At this stage the FCA does not see a clear need to consider changes to its regulatory framework. Instead it wants to explore emerging business models and how their potential risks and opportunities operate in the context of regulatory frameworks. In particular, what new risk does DLT present to market integrity, consumer protection and competition? How can regulated firms mitigate risks? And do any of DLT's characteristics make it challenging to fit DLT solutions into the regulatory framework, despite the FCA's approach of "technology neutrality"? Further questions include:

  • How will firms demonstrate appropriate outsourcing arrangements when relying on third parties (such as core developer groups of public, permissionless networks) to deliver DLT-based solutions?
  • How might DLT be deployed to mitigate financial crime risks, and will regulated firms adopt such solutions?
  • Where should responsibility lie in "fully decentralised", public, permissionless networks with no central point of control or regulatory nexus?
  • What other examples are there of DLT providing direct and tangible benefits to consumers?

The discussion paper is aimed at both users and providers of DLT solutions in the sectors the FCA supervises. It encourages regulated firms, start-ups and technology companies to provide input where possible. It also invites the perspective of consumer groups where there is interest, and next steps might include a Summary of Responses or a Consultation Paper.

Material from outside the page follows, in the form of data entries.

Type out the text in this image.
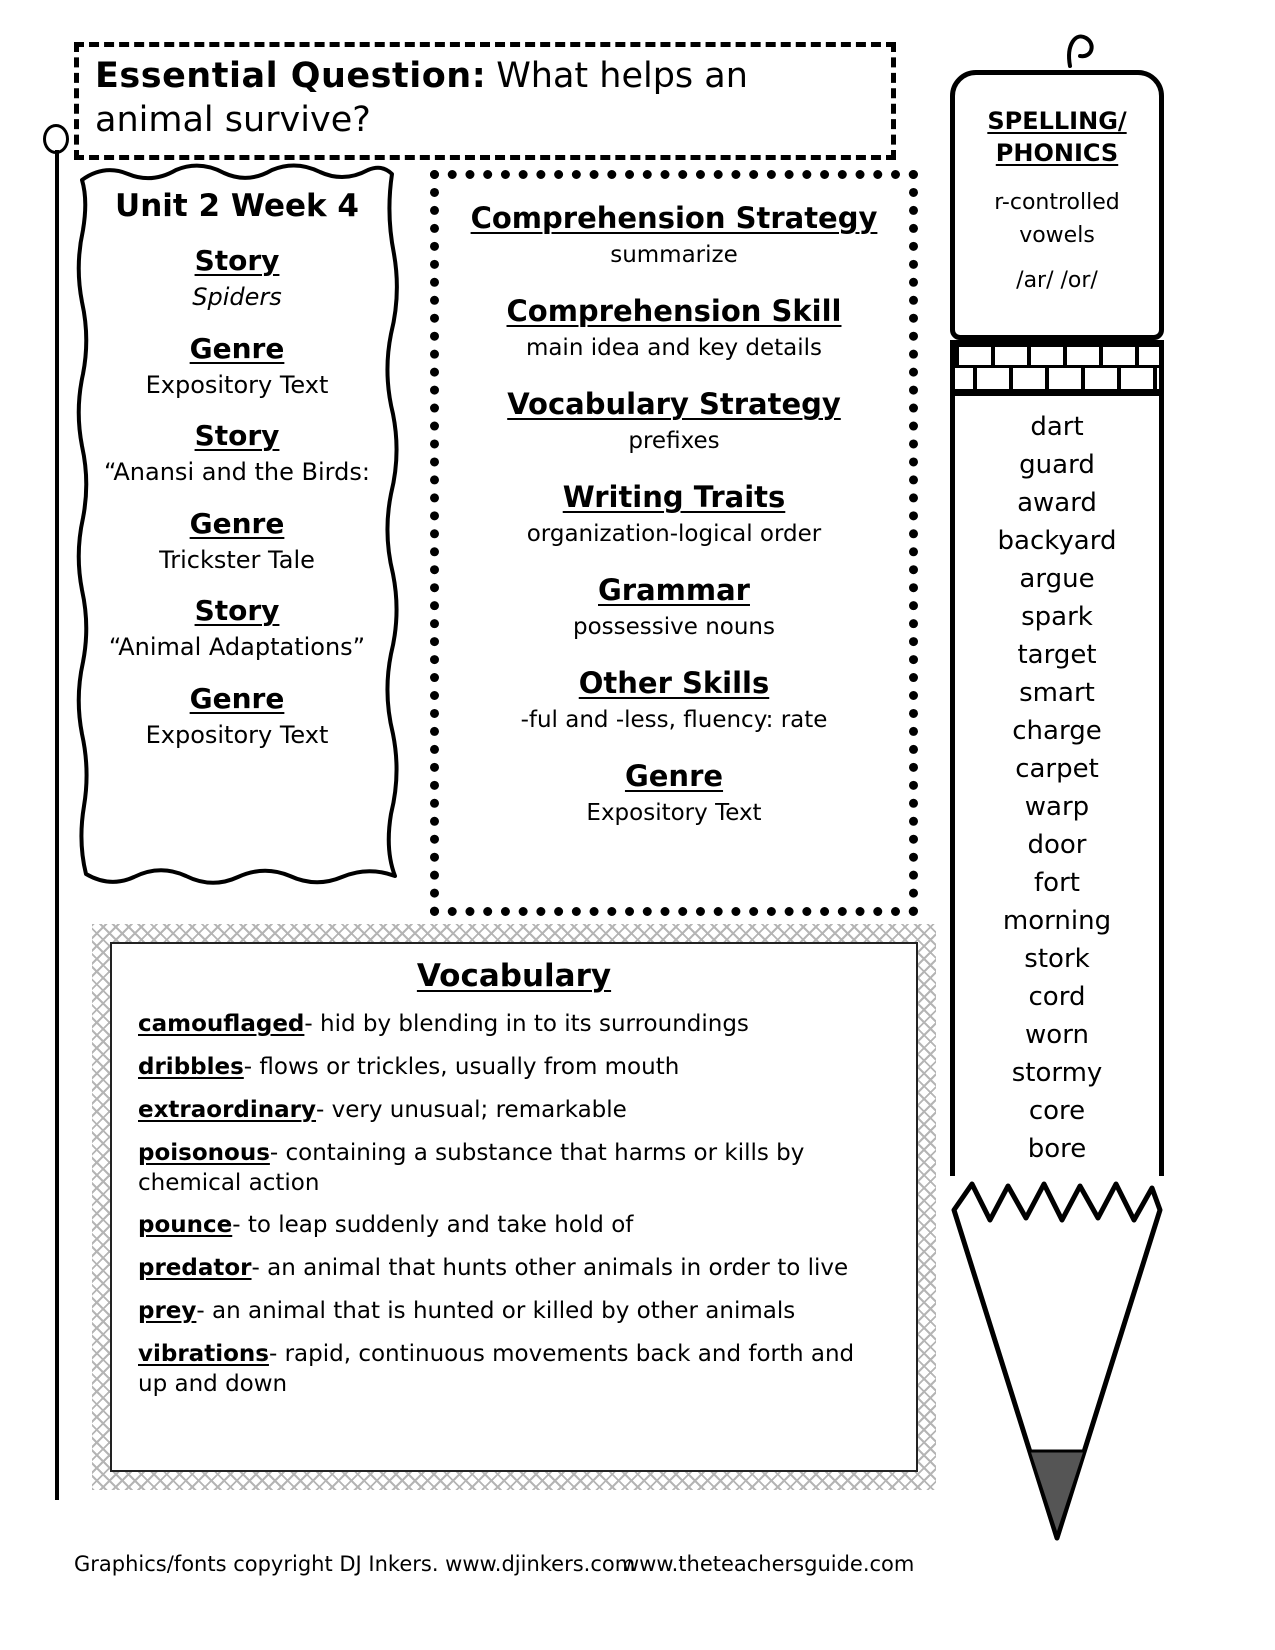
Essential Question: What helps an animal survive?
Unit 2 Week 4
Story
Spiders
Genre
Expository Text
Story
“Anansi and the Birds:
Genre
Trickster Tale
Story
“Animal Adaptations”
Genre
Expository Text
Comprehension Strategy
summarize
Comprehension Skill
main idea and key details
Vocabulary Strategy
prefixes
Writing Traits
organization-logical order
Grammar
possessive nouns
Other Skills
-ful and -less, fluency: rate
Genre
Expository Text
SPELLING/
PHONICS
r-controlled
vowels
/ar/ /or/
dart
guard
award
backyard
argue
spark
target
smart
charge
carpet
warp
door
fort
morning
stork
cord
worn
stormy
core
bore
Vocabulary
camouflaged- hid by blending in to its surroundings
dribbles- flows or trickles, usually from mouth
extraordinary- very unusual; remarkable
poisonous- containing a substance that harms or kills by chemical action
pounce- to leap suddenly and take hold of
predator- an animal that hunts other animals in order to live
prey- an animal that is hunted or killed by other animals
vibrations- rapid, continuous movements back and forth and up and down
Graphics/fonts copyright DJ Inkers. www.djinkers.com
www.theteachersguide.com
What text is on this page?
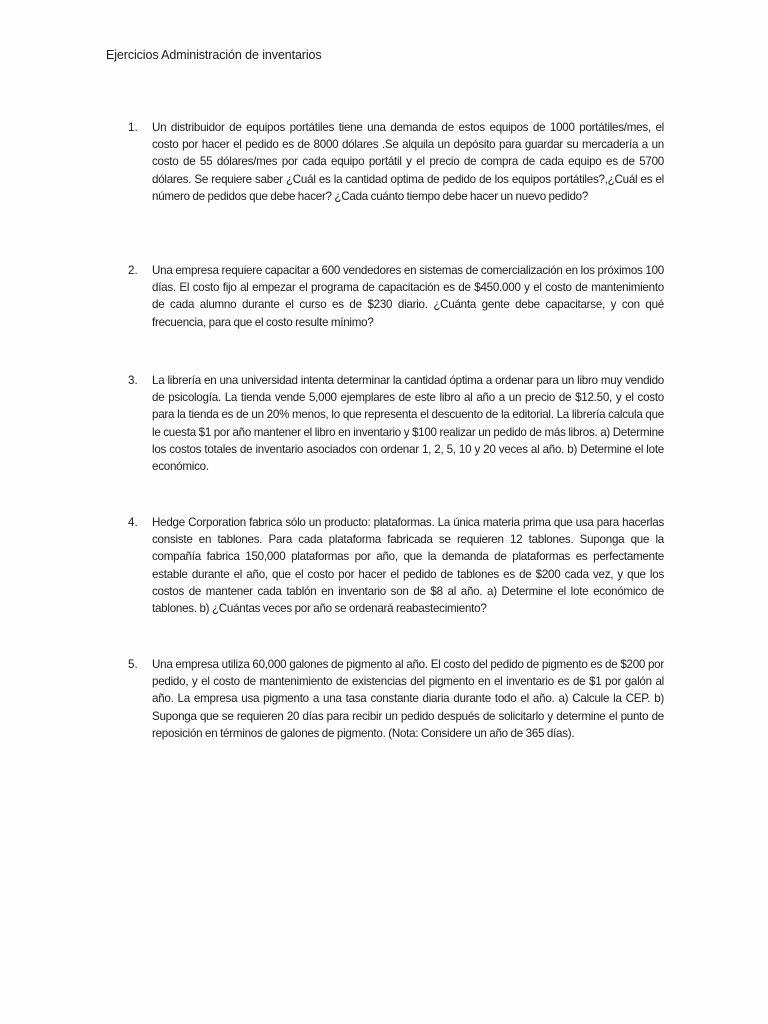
Ejercicios Administración de inventarios
1.	Un distribuidor de equipos portátiles tiene una demanda de estos equipos de 1000 portátiles/mes, el costo por hacer el pedido es de 8000 dólares .Se alquila un depósito para guardar su mercadería a un costo de 55 dólares/mes por cada equipo portátil y el precio de compra de cada equipo es de 5700 dólares. Se requiere saber ¿Cuál es la cantidad optima de pedido de los equipos portátiles?,¿Cuál es el número de pedidos que debe hacer? ¿Cada cuánto tiempo debe hacer un nuevo pedido?
2.	Una empresa requiere capacitar a 600 vendedores en sistemas de comercialización en los próximos 100 días. El costo fijo al empezar el programa de capacitación es de $450.000 y el costo de mantenimiento de cada alumno durante el curso es de $230 diario. ¿Cuánta gente debe capacitarse, y con qué frecuencia, para que el costo resulte mínimo?
3.	La librería en una universidad intenta determinar la cantidad óptima a ordenar para un libro muy vendido de psicología. La tienda vende 5,000 ejemplares de este libro al año a un precio de $12.50, y el costo para la tienda es de un 20% menos, lo que representa el descuento de la editorial. La librería calcula que le cuesta $1 por año mantener el libro en inventario y $100 realizar un pedido de más libros. a) Determine los costos totales de inventario asociados con ordenar 1, 2, 5, 10 y 20 veces al año. b) Determine el lote económico.
4.	Hedge Corporation fabrica sólo un producto: plataformas. La única materia prima que usa para hacerlas consiste en tablones. Para cada plataforma fabricada se requieren 12 tablones. Suponga que la compañía fabrica 150,000 plataformas por año, que la demanda de plataformas es perfectamente estable durante el año, que el costo por hacer el pedido de tablones es de $200 cada vez, y que los costos de mantener cada tablón en inventario son de $8 al año. a) Determine el lote económico de tablones. b) ¿Cuántas veces por año se ordenará reabastecimiento?
5.	Una empresa utiliza 60,000 galones de pigmento al año. El costo del pedido de pigmento es de $200 por pedido, y el costo de mantenimiento de existencias del pigmento en el inventario es de $1 por galón al año. La empresa usa pigmento a una tasa constante diaria durante todo el año. a) Calcule la CEP. b) Suponga que se requieren 20 días para recibir un pedido después de solicitarlo y determine el punto de reposición en términos de galones de pigmento. (Nota: Considere un año de 365 días).
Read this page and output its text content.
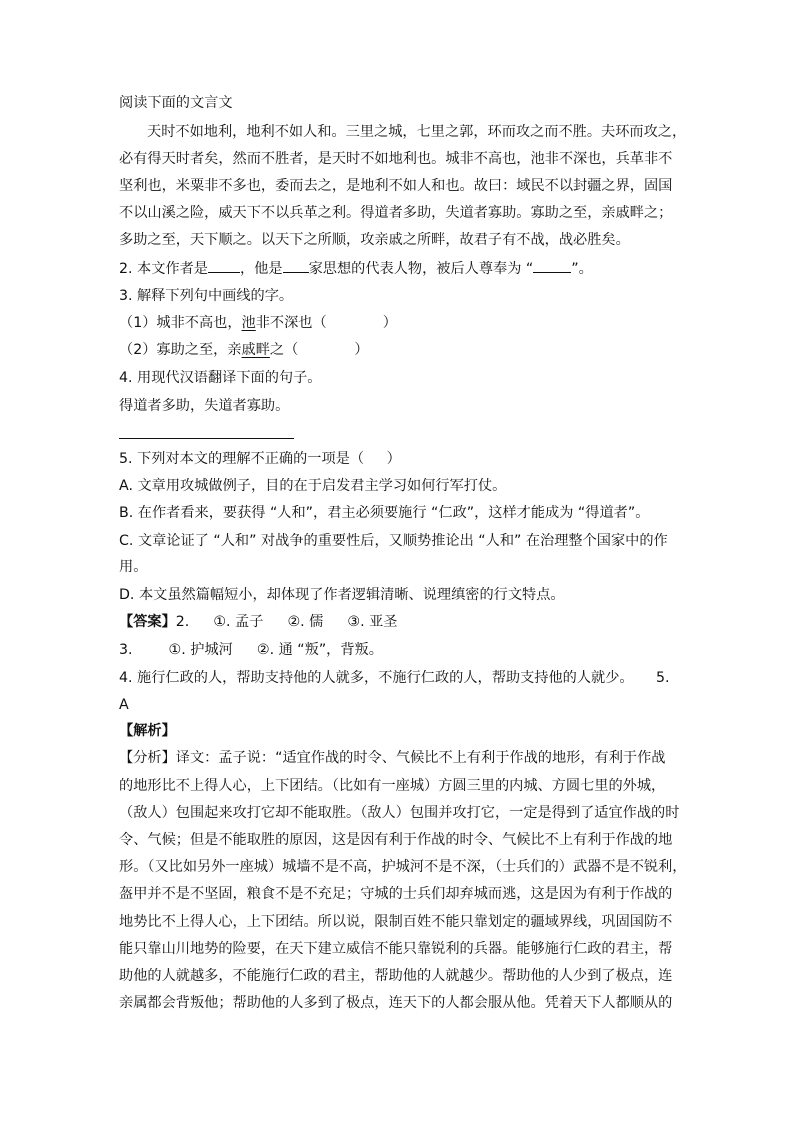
阅读下面的文言文
天时不如地利，地利不如人和。三里之城，七里之郭，环而攻之而不胜。夫环而攻之，
必有得天时者矣，然而不胜者，是天时不如地利也。城非不高也，池非不深也，兵革非不
坚利也，米粟非不多也，委而去之，是地利不如人和也。故曰：域民不以封疆之界，固国
不以山溪之险，威天下不以兵革之利。得道者多助，失道者寡助。寡助之至，亲戚畔之；
多助之至，天下顺之。以天下之所顺，攻亲戚之所畔，故君子有不战，战必胜矣。
2. 本文作者是 ，他是 家思想的代表人物，被后人尊奉为 “	”。
3. 解释下列句中画线的字。
（1）城非不高也，池非不深也（	）
（2）寡助之至，亲戚畔之（	）
4. 用现代汉语翻译下面的句子。
得道者多助，失道者寡助。
5. 下列对本文的理解不正确的一项是（     ）
A. 文章用攻城做例子，目的在于启发君主学习如何行军打仗。
B. 在作者看来，要获得 “人和”，君主必须要施行 “仁政”，这样才能成为 “得道者”。
C. 文章论证了 “人和” 对战争的重要性后，又顺势推论出 “人和” 在治理整个国家中的作
用。
D. 本文虽然篇幅短小，却体现了作者逻辑清晰、说理缜密的行文特点。
【答案】2. ①. 孟子 ②. 儒 ③. 亚圣
3.	①. 护城河 ②. 通 “叛”，背叛。
4. 施行仁政的人，帮助支持他的人就多，不施行仁政的人，帮助支持他的人就少。 5.
A
【解析】
【分析】译文：孟子说：“适宜作战的时令、气候比不上有利于作战的地形，有利于作战
的地形比不上得人心，上下团结。（比如有一座城）方圆三里的内城、方圆七里的外城，
（敌人）包围起来攻打它却不能取胜。（敌人）包围并攻打它，一定是得到了适宜作战的时
令、气候；但是不能取胜的原因，这是因有利于作战的时令、气候比不上有利于作战的地
形。（又比如另外一座城）城墙不是不高，护城河不是不深，（士兵们的）武器不是不锐利，
盔甲并不是不坚固，粮食不是不充足；守城的士兵们却弃城而逃，这是因为有利于作战的
地势比不上得人心，上下团结。所以说，限制百姓不能只靠划定的疆域界线，巩固国防不
能只靠山川地势的险要，在天下建立威信不能只靠锐利的兵器。能够施行仁政的君主，帮
助他的人就越多，不能施行仁政的君主，帮助他的人就越少。帮助他的人少到了极点，连
亲属都会背叛他；帮助他的人多到了极点，连天下的人都会服从他。凭着天下人都顺从的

In its simplest form, blockchain is a decentralised technology or distributed ledger on which transactions are anonymously recorded. This means the transaction ledger is maintained simultaneously across a network of unrelated computers or servers called "nodes", like a spreadsheet that is duplicated thousands of times across a network of computers.

The ledger contains a continuous and complete record (the "chain") of all transactions performed which are grouped into blocks: a block is only added to the chain if the nodes, which are members in the blockchain network with high levels of computing power, reach consensus on the next "valid" block to be added to the chain.

To determine the validity of a transaction, the nodes must solve a highly complex algorithm to verify the relevant transaction (on the Bitcoin Blockchain this is known as the "Proof of Work"). Only once it has been verified can a transaction form part of a block and that block be added to the blockchain. The first node to solve the algorithm and validate the block should be rewarded - on the Bitcoin Blockchain this reward takes the form of Bitcoins and this is referred to as "mining" for Bitcoins.